De appellante stelde dat zij ernstig ziek was en niet in staat was om binnen de bezwaartermijn hulp te zoeken om het besluit te vertalen of om anderszins haar belangen te behartigen. De rechtbank had het bezwaar van appellante echter niet-ontvankelijk verklaard, omdat de termijnoverschrijding niet verschoonbaar werd geacht. De Centrale Raad van Beroep bevestigde deze uitspraak en oordeelde dat appellante niet voldoende had onderbouwd dat haar ziekte haar verhinderde om tijdig bezwaar te maken.

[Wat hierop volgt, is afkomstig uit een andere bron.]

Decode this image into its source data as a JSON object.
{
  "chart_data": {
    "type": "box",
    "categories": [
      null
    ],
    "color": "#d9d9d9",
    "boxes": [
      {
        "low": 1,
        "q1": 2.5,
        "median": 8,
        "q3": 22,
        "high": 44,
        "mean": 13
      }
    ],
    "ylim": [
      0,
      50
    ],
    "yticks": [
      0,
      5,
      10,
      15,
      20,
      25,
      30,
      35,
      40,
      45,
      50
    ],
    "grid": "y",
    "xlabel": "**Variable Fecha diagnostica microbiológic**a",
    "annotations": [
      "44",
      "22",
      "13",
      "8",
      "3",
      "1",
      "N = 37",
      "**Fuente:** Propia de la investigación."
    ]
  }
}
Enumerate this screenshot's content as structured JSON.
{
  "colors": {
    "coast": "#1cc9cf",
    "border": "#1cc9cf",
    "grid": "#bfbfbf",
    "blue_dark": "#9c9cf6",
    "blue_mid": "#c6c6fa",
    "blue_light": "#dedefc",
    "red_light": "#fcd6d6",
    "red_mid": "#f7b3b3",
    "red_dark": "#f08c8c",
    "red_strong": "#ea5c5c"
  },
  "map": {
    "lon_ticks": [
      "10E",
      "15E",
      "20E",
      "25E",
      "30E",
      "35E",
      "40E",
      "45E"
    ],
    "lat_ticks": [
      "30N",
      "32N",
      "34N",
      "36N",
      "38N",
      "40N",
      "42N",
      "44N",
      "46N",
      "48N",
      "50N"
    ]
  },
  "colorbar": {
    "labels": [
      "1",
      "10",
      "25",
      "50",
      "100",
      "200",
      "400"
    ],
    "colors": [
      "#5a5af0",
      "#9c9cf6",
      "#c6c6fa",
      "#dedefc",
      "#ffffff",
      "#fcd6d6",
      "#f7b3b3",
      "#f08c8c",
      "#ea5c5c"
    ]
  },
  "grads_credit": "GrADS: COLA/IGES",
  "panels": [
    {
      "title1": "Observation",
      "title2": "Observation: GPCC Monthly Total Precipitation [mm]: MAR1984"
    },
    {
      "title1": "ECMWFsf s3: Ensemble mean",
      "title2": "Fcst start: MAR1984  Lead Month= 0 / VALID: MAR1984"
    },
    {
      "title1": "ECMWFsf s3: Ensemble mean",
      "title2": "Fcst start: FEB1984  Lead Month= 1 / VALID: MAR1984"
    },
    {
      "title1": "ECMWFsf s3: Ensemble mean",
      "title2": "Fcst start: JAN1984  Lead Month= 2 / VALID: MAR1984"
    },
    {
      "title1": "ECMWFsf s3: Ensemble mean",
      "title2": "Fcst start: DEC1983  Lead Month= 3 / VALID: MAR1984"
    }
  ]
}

De Raad oordeelde dat de omstandigheid dat appellante op leeftijd en ongeletterd is, niet voldoende was om de termijnoverschrijding verschoonbaar te achten. Er was geen bewijs dat zij niet in staat was haar belangen naar behoren te laten behartigen. De uitspraak van de rechtbank werd bevestigd, en er werd geen aanleiding gezien voor een proceskostenveroordeling. De uitspraak werd gedaan door M.M. van der Kade, in tegenwoordigheid van griffier M.R. Schuurman.